Some of our qualities can be easy to miss just by driving through a neighborhood, but it is the nuanced aspects of my city that make it great. Many of my northern "friends" have informed me what they really think of my city (that it's a ghetto, dilapidated place), but they have surely missed what truly makes a city great; a diverse population, hard workers, and most importantly tolerant individuals. It is from people who've experienced adversity, poverty, and prejudice first hand that a sense of community emerges and character is born.

It used to be that this sense of community was only found between immigrants banded together in a single neighborhood, but as time clicked by these sects saw their common circumstance and became more accepting of each other and their sense of community became larger. They learned that compromise and acceptance of diversity was an essential ingredient of success. Although they celebrated their individuality, they appreciated that they were just one small aspect of this greater phenomenon called humanity. I guess I would've been able to understand this by simply reading the writings of the great philosophers, but I would never have felt it so passionately.

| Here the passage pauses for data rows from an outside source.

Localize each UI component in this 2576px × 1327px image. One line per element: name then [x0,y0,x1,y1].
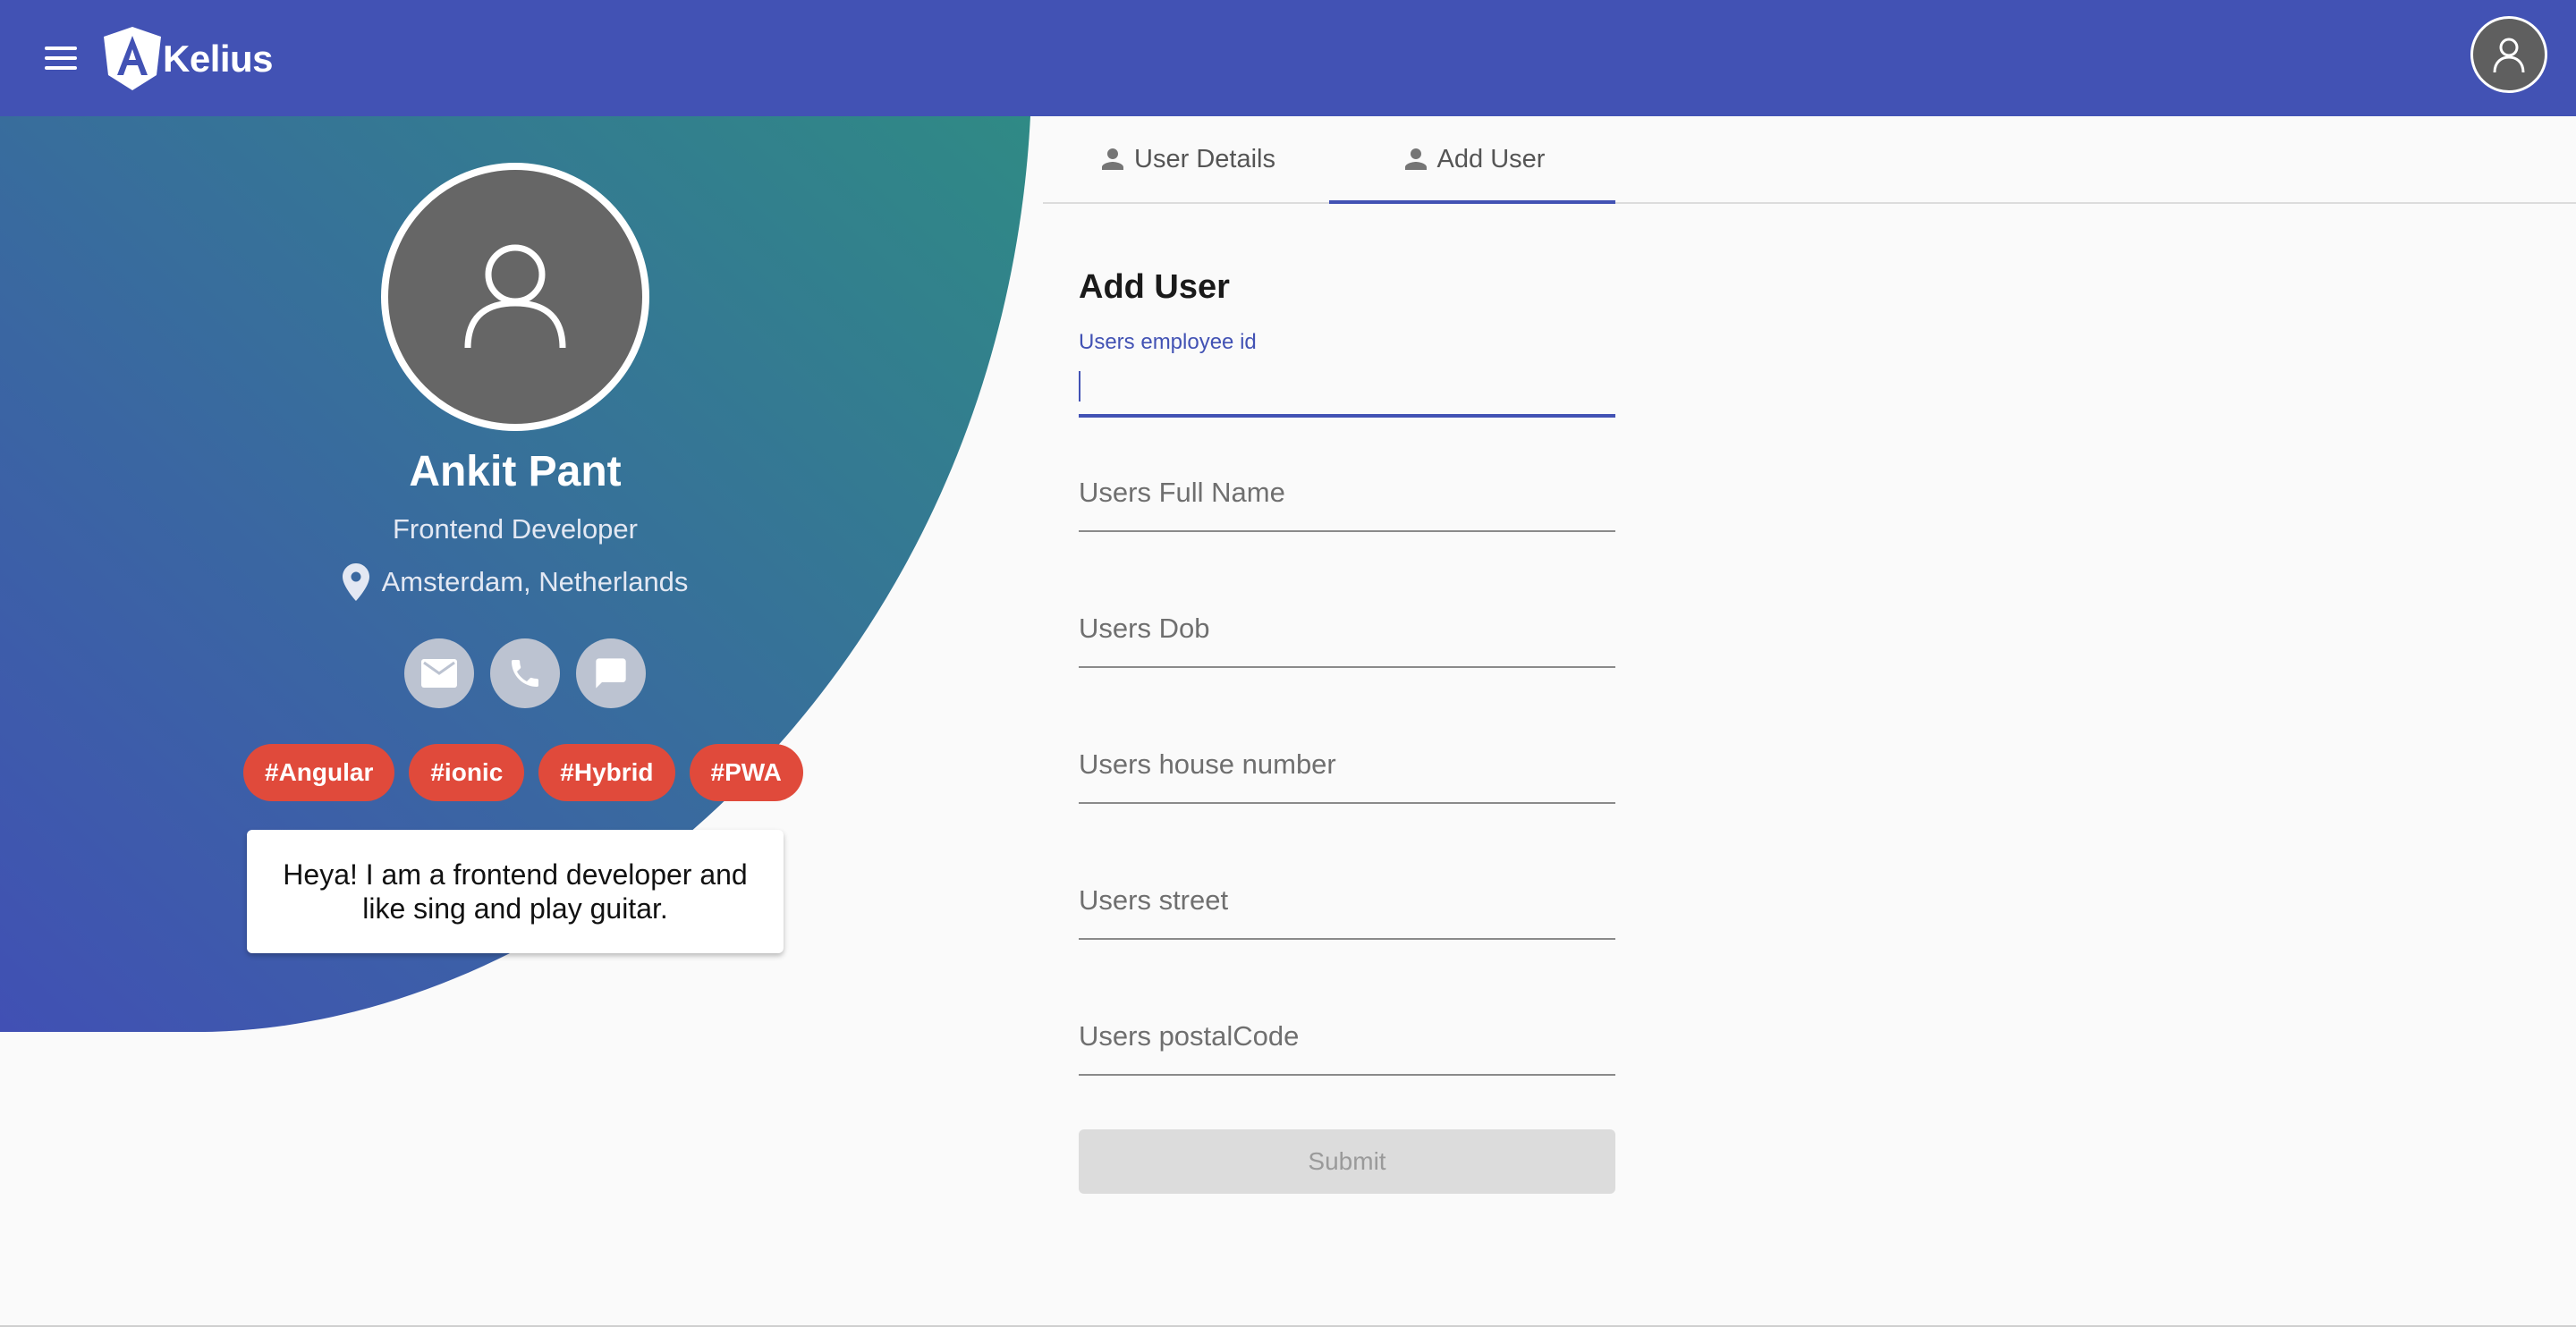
full-name-input[interactable] [1079,482,1615,532]
phone-button[interactable] [490,638,560,708]
text-caret [1079,371,1080,401]
chat-icon [596,658,626,689]
profile-panel: Ankit Pant Frontend Developer Amsterdam,… [0,116,1030,1032]
top-toolbar: Kelius [0,0,2576,116]
mail-icon [421,659,457,688]
profile-location: Amsterdam, Netherlands [0,563,1030,601]
contact-buttons [404,638,646,708]
chat-button[interactable] [576,638,646,708]
employee-id-input[interactable] [1079,368,1615,418]
bio-card: Heya! I am a frontend developer and like… [247,830,784,953]
employee-id-field: Users employee id [1079,325,1615,418]
person-icon [464,244,566,349]
location-pin-icon [342,563,369,601]
street-field: Users street [1079,840,1615,940]
profile-name: Ankit Pant [409,448,622,495]
account-circle-icon [2493,38,2525,73]
dob-input[interactable] [1079,618,1615,668]
person-icon [1102,148,1124,170]
full-name-field: Users Full Name [1079,432,1615,532]
tag-chip[interactable]: #ionic [409,744,525,801]
brand-name: Kelius [163,38,274,80]
dob-field: Users Dob [1079,568,1615,668]
street-input[interactable] [1079,890,1615,940]
tab-label: Add User [1436,144,1546,173]
tag-chip[interactable]: #PWA [689,744,803,801]
house-number-input[interactable] [1079,754,1615,804]
tag-chip[interactable]: #Hybrid [538,744,675,801]
tag-chip[interactable]: #Angular [243,744,395,801]
field-label: Users employee id [1079,330,1257,354]
profile-avatar [381,163,649,431]
hamburger-menu-icon[interactable] [43,41,79,75]
person-icon [1404,148,1427,170]
form-title: Add User [1079,268,1230,306]
angular-shield-icon [104,27,161,90]
submit-button[interactable]: Submit [1079,1129,1615,1194]
tab-label: User Details [1134,144,1275,173]
house-number-field: Users house number [1079,704,1615,804]
tab-bar: User Details Add User [1043,116,2576,204]
profile-role: Frontend Developer [393,513,638,545]
location-text: Amsterdam, Netherlands [381,566,689,597]
app-logo[interactable]: Kelius [100,25,274,93]
phone-icon [512,660,538,687]
add-user-form: Add User Users employee id Users Full Na… [1079,268,1615,1194]
postal-code-input[interactable] [1079,1026,1615,1076]
postal-code-field: Users postalCode [1079,976,1615,1076]
account-button[interactable] [2470,16,2547,93]
tab-add-user[interactable]: Add User [1329,116,1615,204]
email-button[interactable] [404,638,474,708]
tab-user-details[interactable]: User Details [1043,116,1329,202]
skill-tags: #Angular #ionic #Hybrid #PWA [243,744,803,801]
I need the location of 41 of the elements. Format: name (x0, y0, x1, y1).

What I'm getting at is that my community has given me a special gift, a gift of not being judgmental, of not seeing myself as special. I have an insight in seeing the significance and value of every person, which does not create an arbitrary hierarchy, which ranks human importance and minimizes some existence. My experience has led me to reject pointless elitism and the politics of exclusion. It has been these community teachings that have educated me on the essential lessons of acceptance, tolerance, and compassion. It is, I believe, these qualities which will shape my goals and define my successes or failures.
meisj0n 8 / 272 2  
Nov 30, 2009   #2
make sure you keep plural with plural and singular with singular. Some flips in the first para.

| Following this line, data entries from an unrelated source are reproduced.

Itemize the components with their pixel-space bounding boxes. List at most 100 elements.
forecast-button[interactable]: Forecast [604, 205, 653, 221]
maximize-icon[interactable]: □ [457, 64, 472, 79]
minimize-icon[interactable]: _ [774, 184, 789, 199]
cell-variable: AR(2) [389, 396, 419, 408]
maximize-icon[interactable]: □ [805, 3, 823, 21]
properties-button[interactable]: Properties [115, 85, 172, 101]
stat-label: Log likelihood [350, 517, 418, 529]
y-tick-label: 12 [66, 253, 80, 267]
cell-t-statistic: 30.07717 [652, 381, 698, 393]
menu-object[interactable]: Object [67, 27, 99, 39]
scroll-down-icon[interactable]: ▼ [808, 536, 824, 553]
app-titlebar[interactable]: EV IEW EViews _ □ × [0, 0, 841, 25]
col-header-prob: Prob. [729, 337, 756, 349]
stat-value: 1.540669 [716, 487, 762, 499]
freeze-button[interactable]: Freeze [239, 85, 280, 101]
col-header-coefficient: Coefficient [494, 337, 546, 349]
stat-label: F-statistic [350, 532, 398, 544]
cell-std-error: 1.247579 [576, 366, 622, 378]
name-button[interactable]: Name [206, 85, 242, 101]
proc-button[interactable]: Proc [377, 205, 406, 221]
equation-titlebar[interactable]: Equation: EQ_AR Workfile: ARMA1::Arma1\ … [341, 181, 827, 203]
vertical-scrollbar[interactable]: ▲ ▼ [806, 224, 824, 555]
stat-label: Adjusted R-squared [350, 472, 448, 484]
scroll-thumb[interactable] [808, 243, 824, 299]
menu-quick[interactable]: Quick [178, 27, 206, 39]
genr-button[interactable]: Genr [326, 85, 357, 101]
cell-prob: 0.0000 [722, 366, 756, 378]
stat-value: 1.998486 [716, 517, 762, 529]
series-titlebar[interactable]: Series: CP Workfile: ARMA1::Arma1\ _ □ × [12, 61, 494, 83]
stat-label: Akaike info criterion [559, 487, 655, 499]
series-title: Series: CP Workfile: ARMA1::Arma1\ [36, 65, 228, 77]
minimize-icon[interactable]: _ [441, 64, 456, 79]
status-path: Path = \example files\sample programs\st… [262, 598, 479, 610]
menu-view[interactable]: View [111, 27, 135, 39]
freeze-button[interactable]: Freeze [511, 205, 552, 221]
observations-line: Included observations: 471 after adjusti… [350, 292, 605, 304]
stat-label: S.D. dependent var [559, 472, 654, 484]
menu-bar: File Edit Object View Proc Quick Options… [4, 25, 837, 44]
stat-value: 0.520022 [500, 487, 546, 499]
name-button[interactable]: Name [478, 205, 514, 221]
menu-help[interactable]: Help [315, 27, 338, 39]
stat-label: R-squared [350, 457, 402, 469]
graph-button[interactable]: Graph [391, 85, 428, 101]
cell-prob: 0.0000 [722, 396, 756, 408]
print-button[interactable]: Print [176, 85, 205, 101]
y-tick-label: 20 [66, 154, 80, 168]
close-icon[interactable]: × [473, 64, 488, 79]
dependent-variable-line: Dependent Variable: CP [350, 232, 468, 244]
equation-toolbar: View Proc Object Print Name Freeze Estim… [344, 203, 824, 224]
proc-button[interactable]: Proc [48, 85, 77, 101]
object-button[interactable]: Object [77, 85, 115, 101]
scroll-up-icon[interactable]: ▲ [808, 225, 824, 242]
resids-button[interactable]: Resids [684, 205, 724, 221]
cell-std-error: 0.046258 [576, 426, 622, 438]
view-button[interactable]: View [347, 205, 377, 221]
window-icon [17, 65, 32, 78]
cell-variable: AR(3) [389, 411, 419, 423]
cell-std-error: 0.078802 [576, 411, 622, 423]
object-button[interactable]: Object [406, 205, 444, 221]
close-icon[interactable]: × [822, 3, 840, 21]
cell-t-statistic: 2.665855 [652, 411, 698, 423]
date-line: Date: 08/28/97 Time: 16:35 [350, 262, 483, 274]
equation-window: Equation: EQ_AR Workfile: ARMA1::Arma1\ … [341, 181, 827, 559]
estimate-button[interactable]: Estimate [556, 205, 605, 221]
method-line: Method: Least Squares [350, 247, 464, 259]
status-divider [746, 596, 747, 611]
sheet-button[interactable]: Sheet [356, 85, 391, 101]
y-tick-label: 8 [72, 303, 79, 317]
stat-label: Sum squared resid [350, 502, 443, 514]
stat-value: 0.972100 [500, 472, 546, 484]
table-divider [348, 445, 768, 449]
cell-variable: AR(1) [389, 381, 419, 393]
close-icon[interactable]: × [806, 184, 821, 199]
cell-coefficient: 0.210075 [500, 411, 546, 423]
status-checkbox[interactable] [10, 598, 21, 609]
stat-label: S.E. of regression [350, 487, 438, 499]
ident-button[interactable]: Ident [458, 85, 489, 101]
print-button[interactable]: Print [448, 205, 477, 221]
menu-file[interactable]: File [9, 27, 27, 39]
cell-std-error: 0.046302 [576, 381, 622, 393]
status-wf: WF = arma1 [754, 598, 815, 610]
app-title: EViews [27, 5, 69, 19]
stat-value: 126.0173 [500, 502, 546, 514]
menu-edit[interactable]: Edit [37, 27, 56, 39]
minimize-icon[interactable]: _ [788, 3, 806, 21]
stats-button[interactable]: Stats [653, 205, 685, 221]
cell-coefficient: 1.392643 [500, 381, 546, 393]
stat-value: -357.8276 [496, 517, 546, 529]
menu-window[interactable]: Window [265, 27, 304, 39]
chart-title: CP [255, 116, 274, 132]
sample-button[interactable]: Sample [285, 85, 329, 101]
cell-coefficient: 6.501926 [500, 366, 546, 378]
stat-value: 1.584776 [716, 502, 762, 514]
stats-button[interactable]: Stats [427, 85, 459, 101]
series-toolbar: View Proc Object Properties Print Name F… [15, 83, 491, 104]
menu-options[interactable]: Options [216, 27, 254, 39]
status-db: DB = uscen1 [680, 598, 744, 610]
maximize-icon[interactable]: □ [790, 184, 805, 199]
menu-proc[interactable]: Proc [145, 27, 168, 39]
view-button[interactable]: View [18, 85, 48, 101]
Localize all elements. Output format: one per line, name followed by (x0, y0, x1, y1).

we seem to be a microcosm of what NYC would be hadn't they been on steroids.

I'm confused, what do you mean?
a city great; a diverse population, <semi-colon misuse. use a colon>

a diverse population, hard workers, and fair minded individuals. Unlike most, we also have an insane philosophy of caring for one another.

None of my city can be distinguished any more.

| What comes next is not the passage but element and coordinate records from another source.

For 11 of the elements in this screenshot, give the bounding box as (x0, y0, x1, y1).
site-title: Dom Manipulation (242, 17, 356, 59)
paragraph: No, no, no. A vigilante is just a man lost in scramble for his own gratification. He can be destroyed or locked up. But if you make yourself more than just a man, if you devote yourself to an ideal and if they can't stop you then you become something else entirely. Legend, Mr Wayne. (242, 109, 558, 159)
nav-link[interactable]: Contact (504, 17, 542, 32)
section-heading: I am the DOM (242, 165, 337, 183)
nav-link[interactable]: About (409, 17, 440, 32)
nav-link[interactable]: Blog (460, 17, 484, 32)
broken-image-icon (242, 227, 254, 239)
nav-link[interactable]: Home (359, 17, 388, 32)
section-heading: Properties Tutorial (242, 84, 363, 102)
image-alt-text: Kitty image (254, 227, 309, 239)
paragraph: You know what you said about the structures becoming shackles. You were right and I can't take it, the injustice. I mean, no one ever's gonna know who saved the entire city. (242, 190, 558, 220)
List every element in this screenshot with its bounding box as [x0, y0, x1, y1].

<transitions would help. about this first line of the paragraph, ask yourself why you say this>

Moving to a certain neighborhood, you'll be surprised to see who comes out to mow their grass every Saturday. Moreover, you'll be delighted to see that the manicured lawns don't exclusively belong to white businessmen with their Black BMW's.

<you is informal. I see some sarcasm here, but make this more a personal statement. why will I delighted to see such a thing? explain and tell more about how this community/city has affected you.>

What I'm getting at is our special gift of not being intimidated or judgmental, while continuously staying optimistic.

again, somewhat informal, at least I think so.

, as clichéd as it is, <seems like more looking down on people, does this mean that you don't want to fit into cliches? that you want to be different? maybe say that in a less cynical way?>

my DNA <about this usage, it's interesting, but character is not an embedded trait...it's not natural to all. by imprinted, do you mean it's been stamped on? that this world has made you thus? that's interesting...>

Comments: maybe less on how this world is, although it's VERY descriptive, and mention more how it has shaped you. about "character" what do you mean? As a "westerner," maybe I don't understand what you're implying.

Good luck!
nguyenalexander 1 / 4  
Nov 30, 2009   #3
It seems that your focusing more on the city, or geography rather than the prompt, about 1/5 of your essay is on you, you should go for at least about a quarter... at least. i'm not sure i'mnot that great of a writer. ,could you take a look at mine too?

goodluck only a couple hours left
OP georgekon 2 / 6  
Dec 2, 2009   #4
Too impersonal? I tried taking a unique approach to the prompt, however I'm worried that I may not have been too succesful. Please, any advice would be great. Positive or negative.
EF_Kevin 8 / 13,321 129  
Dec 2, 2009   #5
This should be a dash, not a semi-colon:
We have character -- a trait not so easily come by.

A dash works like a flamboyant, melodramatic comma. It is powerful in this sentence.